Но лейтенант, прежде чем объявить отбой, приказал разбудить всех и предупредил, что здесь прифронтовая полоса, поэтому два человека все время должны бодрствовать — часовой и дневальный. Часовой — на улице, а дневальный должен следить за огнем. Дежурить будут все по очереди — всего по полчаса, не больше. Часовые сменяют друг друга на улице, не покидая поста. За временем следит дневальный: пришло время — будит очередного, тот садится дежурить у огня, а сам идет сменять часового. Часовой, отдежурив, ложится спать.
— И прошу смотреть в оба, — сказал Исаев строго. — Тут шуточки в сторону. Фронт рядом, в нашем тылу может шастать немецкая разведка. Наткнутся на часового-ротозея и перережут всех, как котят. А одному, который в полушубке, засунут кляп в рот, руки назад — и будь здоров, потащили «языка». Кто первый на пост? Так. Бери автомат и шагом марш.
Гурин хотел крикнуть свою фамилию, да не успел, опередили. А так бы хорошо было: отдежурил бы с самого начала и спи потом спокойно до утра. Не вышло. Но ничего, невелика беда, и улегся на твердые бодылья. Локтем, бедром раздвинул их, устроил себе гнездышко, улегся поудобнее, натянул воротник шинели на голову и тут же провалился в глубокий сон.
Дежурить досталось ему в самое глухое время — между двумя и тремя часами ночи.
Вышел, взял автомат у часового, повесил себе на шею. Не успел оглянуться, как его напарник уже убежал в хату. Остался Гурин один.
Ветер завывает на разные голоса, стучит оторванными воротами, воет в трубе соседской хаты, поскрипывает какой-то доской, будто силится отодрать ее, шумит деревьями в саду, и каждый звук настораживает Гурина, заставляет вздрагивать.
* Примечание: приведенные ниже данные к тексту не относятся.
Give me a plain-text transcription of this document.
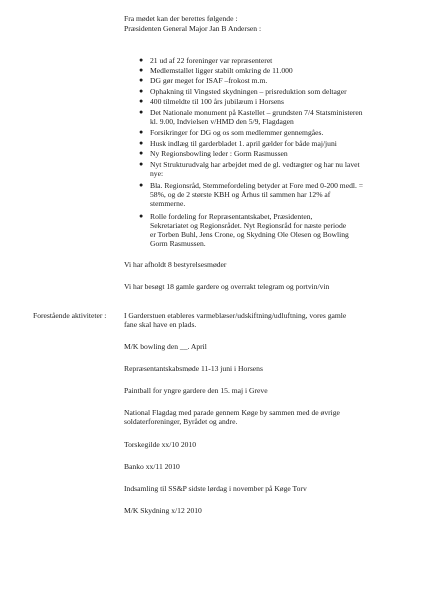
Fra mødet kan der berettes følgende :
Præsidenten General Major Jan B Andersen :
● 21 ud af 22 foreninger var repræsenteret
● Medlemstallet ligger stabilt omkring de 11.000
● DG gør meget for ISAF –frokost m.m.
● Ophakning til Vingsted skydningen – prisreduktion som deltager
● 400 tilmeldte til 100 års jubilæum i Horsens
● Det Nationale monument på Kastellet – grundsten 7/4 Statsministeren
kl. 9.00, Indvielsen v/HMD den 5/9, Flagdagen
● Forsikringer for DG og os som medlemmer gennemgåes.
● Husk indlæg til garderbladet 1. april gælder for både maj/juni
● Ny Regionsbowling leder : Gorm Rasmussen
● Nyt Strukturudvalg har arbejdet med de gl. vedtægter og har nu lavet
nye:
● Bla. Regionsråd, Stemmefordeling betyder at Fore med 0-200 medl. =
58%, og de 2 største KBH og Århus til sammen har 12% af
stemmerne.
● Rolle fordeling for Repræsentantskabet, Præsidenten,
Sekretariatet og Regionsrådet. Nyt Regionsråd for næste periode
er Torben Buhl, Jens Crone, og Skydning Ole Olesen og Bowling
Gorm Rasmussen.
Vi har afholdt 8 bestyrelsesmøder
Vi har besøgt 18 gamle gardere og overrakt telegram og portvin/vin
Forestående aktiviteter : I Garderstuen etableres varmeblæser/udskiftning/udluftning, vores gamle
fane skal have en plads.
M/K bowling den __. April
Repræsentantskabsmøde 11-13 juni i Horsens
Paintball for yngre gardere den 15. maj i Greve
National Flagdag med parade gennem Køge by sammen med de øvrige
soldaterforeninger, Byrådet og andre.
Torskegilde xx/10 2010
Banko xx/11 2010
Indsamling til SS&P sidste lørdag i november på Køge Torv
M/K Skydning x/12 2010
Вглядывается он в темноту — там будто тени какие-то прыгают, словно один за другим кто-то улицу перебегает. Напрягся Гурин до предела — весь превратился в слух и в зрение, пока не убедился: метель играет, ветер порывами бросает снежные космы. Облегченно вздохнул Гурин и пошел заглянуть за угол хаты — вдруг там кто-то подкрался и караулит его. Прислушался, выглянул осторожно — никого. Быстро оборачивается, идет в обратную сторону и вдруг видит: кто-то стоит вдали. Не стоит, а движется! Нет, кажется, стоит… Вроде нагибается. Нет, стоит, только покачнулся. Ждет чего-то, наверное, заметил Гурина и затаился. Василий натянул тугой затвор, поставил на боевой взвод, ждет, что тот будет делать. А он все стоит. И тут на миг редеют тучи, становится светлее, и Гурин ясно увидел — столб. «Тьфу, откуда он взялся? Ведь не было же…»
А ветер все воет, воет, деревья в саду шумят, голые ветки лязгают друг о дружку — трудно различить посторонние звуки. Как долго тянутся двадцать минут! Лучше бы по часу стоять, да не одному, а вдвоем. Все дело, наверное, в том, что у них всего один автомат на всю группу. Хорошо хоть, дневальный бодрствует — живая душа за дверью, в случае чего — быстро тревогу поднимет.